The Idea

Machine learning works by showing an AI system many examples of something until it can recognize new examples on its own. This activity makes that abstract process completely physical.

Your child is the engineer. They create the training data, oversee the training process, and test the final model. The parent is the model — starting with zero knowledge and building up the ability to classify from examples.

The parent is not allowed to use any prior knowledge about what cats look like. They must learn purely from the examples they’re shown. (Yes, this is silly. That’s the point.)

Part 1: Create the Training Data (15 minutes)

Step 1: The engineer chooses a target

The child chooses what the “AI” will learn to recognize. Good options:

  • Cats (the classic)
  • Their drawings of a specific family member
  • Made-up creature vs. real animal
  • A specific emoji vs. other emojis

The target should be something distinctive but not something the parent would obviously recognize from real life (remember: the parent has “never seen” this before).

Step 2: Draw 10 positive examples

The child draws 10 examples of the target thing. Each on its own piece of paper. Encourage variety — different sizes, positions, styles — because real AI training data needs variety to work well.

Label each one on the back: “CAT” (or whatever your target is). These are your positive training examples.

Step 3: Draw 10 negative examples

The child draws 10 things that are not the target. Dogs, houses, cars, fish — anything that’s clearly not the target. Label each one on the back: “NOT CAT.”

Now you have 20 training examples total.

Part 2: Training the Model (10 minutes)

Step 4: Begin training

The parent closes their eyes.

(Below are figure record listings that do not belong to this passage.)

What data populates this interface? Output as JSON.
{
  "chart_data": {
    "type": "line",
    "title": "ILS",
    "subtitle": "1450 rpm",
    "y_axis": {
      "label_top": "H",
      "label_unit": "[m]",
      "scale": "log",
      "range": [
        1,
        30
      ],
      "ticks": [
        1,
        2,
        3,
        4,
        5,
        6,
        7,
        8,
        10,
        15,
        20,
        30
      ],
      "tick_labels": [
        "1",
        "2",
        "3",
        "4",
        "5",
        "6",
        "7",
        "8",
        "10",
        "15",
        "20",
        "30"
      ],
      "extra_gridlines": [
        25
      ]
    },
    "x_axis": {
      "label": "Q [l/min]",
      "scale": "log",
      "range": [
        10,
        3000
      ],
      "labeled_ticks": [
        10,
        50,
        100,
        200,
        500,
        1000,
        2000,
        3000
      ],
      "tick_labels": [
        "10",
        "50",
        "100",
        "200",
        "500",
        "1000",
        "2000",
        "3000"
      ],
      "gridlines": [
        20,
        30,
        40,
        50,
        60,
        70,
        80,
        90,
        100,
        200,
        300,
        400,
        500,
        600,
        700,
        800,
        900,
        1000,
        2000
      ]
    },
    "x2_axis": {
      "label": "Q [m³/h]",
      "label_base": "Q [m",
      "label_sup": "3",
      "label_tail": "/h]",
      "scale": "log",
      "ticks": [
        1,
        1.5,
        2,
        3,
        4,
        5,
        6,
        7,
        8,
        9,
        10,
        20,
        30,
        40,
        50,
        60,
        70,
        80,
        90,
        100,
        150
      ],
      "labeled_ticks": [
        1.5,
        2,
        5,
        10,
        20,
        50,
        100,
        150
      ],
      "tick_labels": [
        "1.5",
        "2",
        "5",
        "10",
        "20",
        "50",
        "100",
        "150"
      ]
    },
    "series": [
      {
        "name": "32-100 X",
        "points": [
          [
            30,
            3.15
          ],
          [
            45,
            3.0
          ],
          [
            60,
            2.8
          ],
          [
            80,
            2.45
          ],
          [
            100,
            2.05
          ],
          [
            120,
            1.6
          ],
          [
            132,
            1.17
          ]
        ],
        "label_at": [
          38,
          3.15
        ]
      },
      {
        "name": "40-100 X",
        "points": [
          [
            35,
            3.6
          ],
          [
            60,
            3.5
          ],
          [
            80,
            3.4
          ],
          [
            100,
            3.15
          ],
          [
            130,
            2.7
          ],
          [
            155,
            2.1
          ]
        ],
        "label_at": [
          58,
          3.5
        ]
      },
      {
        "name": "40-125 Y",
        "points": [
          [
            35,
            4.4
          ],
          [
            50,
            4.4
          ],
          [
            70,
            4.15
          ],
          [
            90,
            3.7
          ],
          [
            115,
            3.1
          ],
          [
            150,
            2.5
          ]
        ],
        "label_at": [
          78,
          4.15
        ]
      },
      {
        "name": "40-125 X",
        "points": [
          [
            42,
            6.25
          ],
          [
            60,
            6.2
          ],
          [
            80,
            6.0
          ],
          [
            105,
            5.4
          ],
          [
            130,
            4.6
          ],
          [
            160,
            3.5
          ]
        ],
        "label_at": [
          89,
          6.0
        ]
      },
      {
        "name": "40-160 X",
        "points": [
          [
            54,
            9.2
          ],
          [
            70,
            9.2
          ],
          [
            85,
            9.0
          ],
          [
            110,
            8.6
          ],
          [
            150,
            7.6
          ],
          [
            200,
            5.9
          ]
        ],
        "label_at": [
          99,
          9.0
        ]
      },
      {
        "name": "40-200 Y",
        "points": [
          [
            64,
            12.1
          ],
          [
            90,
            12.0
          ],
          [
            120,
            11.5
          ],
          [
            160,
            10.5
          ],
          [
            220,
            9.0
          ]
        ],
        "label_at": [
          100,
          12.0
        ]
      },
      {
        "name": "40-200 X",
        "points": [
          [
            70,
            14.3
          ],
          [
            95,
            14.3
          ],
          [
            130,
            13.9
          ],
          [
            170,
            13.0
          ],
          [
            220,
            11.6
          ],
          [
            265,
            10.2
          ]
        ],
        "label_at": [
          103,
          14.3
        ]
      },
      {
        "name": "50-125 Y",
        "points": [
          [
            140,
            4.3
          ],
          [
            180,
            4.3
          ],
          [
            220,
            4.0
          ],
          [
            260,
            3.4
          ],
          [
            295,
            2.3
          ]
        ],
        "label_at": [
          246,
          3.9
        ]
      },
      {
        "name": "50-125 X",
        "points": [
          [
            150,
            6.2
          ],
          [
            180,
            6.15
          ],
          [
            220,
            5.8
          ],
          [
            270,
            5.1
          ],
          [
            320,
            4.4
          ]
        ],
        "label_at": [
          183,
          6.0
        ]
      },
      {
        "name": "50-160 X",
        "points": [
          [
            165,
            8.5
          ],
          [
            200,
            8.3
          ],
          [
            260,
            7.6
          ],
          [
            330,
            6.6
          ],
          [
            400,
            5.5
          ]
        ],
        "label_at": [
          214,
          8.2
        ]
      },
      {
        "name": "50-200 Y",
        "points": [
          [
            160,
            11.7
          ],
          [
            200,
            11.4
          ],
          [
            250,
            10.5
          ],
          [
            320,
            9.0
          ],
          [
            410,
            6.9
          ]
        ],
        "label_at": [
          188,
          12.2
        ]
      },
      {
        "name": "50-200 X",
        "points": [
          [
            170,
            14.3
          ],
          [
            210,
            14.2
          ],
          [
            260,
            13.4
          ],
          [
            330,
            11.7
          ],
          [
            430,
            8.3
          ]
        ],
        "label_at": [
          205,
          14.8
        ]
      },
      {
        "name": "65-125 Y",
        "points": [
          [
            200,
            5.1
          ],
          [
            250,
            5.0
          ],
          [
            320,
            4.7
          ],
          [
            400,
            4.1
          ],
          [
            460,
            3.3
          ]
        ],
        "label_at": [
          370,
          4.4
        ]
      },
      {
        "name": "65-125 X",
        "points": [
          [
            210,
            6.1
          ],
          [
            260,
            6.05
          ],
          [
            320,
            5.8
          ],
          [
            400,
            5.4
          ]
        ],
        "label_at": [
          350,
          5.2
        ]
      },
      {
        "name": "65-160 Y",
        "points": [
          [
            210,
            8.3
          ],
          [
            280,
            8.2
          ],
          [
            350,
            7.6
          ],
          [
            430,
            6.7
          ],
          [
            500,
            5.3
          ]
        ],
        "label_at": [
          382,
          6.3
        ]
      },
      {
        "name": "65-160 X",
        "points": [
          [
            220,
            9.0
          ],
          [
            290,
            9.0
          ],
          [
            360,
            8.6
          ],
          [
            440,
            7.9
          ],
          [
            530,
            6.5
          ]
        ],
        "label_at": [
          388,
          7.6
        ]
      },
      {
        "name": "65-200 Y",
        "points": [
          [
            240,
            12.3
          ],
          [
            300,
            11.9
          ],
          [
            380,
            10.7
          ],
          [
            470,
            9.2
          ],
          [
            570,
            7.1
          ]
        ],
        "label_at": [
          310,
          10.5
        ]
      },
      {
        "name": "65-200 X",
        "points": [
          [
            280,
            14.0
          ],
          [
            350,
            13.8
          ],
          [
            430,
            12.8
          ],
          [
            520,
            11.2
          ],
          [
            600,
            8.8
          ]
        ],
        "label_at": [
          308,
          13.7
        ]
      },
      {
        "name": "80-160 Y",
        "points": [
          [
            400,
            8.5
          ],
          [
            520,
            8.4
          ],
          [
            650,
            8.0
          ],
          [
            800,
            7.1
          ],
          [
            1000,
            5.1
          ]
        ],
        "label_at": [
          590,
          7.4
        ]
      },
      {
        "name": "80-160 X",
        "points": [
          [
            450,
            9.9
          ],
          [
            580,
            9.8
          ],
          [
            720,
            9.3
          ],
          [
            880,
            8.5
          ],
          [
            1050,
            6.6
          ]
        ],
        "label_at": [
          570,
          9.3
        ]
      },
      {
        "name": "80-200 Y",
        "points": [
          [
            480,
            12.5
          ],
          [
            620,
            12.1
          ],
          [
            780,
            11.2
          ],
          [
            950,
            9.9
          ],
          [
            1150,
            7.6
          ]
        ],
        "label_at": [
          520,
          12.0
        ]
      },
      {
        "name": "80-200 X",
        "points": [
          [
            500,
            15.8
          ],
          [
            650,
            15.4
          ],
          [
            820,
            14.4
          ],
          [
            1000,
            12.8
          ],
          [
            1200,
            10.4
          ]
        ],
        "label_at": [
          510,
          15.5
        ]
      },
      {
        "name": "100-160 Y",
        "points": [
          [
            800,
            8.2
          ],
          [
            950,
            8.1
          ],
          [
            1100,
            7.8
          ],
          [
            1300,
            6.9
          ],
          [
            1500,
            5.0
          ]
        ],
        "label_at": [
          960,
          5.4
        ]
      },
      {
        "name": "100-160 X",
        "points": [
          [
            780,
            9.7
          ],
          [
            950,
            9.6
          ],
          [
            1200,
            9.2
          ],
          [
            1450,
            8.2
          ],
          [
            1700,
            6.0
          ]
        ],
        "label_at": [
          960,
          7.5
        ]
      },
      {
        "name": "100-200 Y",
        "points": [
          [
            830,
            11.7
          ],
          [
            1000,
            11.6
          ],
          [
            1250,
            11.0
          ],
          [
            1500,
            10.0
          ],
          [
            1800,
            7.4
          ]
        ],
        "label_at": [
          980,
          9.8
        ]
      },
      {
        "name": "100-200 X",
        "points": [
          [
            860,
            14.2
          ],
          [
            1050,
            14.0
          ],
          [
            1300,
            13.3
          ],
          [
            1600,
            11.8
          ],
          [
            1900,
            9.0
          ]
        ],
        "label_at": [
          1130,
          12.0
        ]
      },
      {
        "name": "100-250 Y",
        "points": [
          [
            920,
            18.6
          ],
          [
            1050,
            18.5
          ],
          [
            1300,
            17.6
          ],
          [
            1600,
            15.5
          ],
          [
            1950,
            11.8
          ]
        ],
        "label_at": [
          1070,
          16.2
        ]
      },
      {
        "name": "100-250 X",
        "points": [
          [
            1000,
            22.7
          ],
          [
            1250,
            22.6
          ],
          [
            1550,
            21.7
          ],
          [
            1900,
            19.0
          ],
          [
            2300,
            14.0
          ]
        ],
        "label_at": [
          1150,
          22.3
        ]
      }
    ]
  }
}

The child places the 20 examples face-up in front of the parent one at a time, announcing each time: “This is a cat” or “This is not a cat.”

The parent looks carefully at each example as it’s labeled. No touching, no stacking — just looking and learning.

After all 20 examples are shown, training is complete.

Step 5: The parent describes what they learned

Before testing, the parent has to explain (in their own words) how they would recognize a cat: “A cat has… [blank]. A non-cat usually has… [blank].”

This mimics how ML engineers try to understand what features their model is using.

Part 3: Testing the Model (10 minutes)

Step 6: Create test data

While the parent closes their eyes again, the child draws 6 new examples — 3 cats, 3 non-cats — that the parent hasn’t seen. These are new, not copies of the training data.

Step 7: Run the test

Show the parent each new example. They say “cat” or “not cat.” The child records their answers.

Calculate accuracy: correct answers ÷ 6 = accuracy. A random guess would be 50% accurate. A good model should do better.

Step 8: Analyze the mistakes

For any examples the parent got wrong:

  • “What made this one confusing?”
  • “What was different about the examples in training vs. this test example?”
  • “If we added more training examples, which kinds would help most?”

The AI Connection

After the activity, connect it explicitly to machine learning:

“What just happened is almost exactly how machine learning works:

  1. We collected training data (your 20 drawings)
  2. We labeled that data (cat / not cat)
  3. We trained the model (showed the parent all the labeled examples)
  4. The model learned features (what makes a cat a cat)
  5. We tested the model on new data it hadn’t seen
  6. We measured accuracy
  7. We thought about how to improve the training data”

The main difference: real AI systems don’t have a person learning — they have mathematical algorithms finding patterns in thousands or millions of examples. But the structure is the same.

Discuss overfitting: Ask, “What if all 10 of your cat drawings had ears pointing left? And then in the test, the cat’s ears pointed right?” The parent might not recognize it as a cat. Real AI systems have this exact problem — they can learn the specific details of training data rather than the general concept. That’s called overfitting.

Discuss data variety: “Which drawing style helped the parent most — very detailed or simple? What if all 10 cats looked exactly the same?” Real AI needs diverse training data for exactly this reason.

Variations

Harder target: Try a more abstract concept — “happy face” vs. “sad face,” or “indoor scene” vs. “outdoor scene.” This is harder to specify and harder to learn, which mirrors real ML challenges.

Switch roles: Let the child be the model, learning from the parent’s training data. Does the child learn faster or slower? Why?

Team training: Two children each create their own training data for the same target, then test on each other’s test data. Whose training set produced a more accurate model?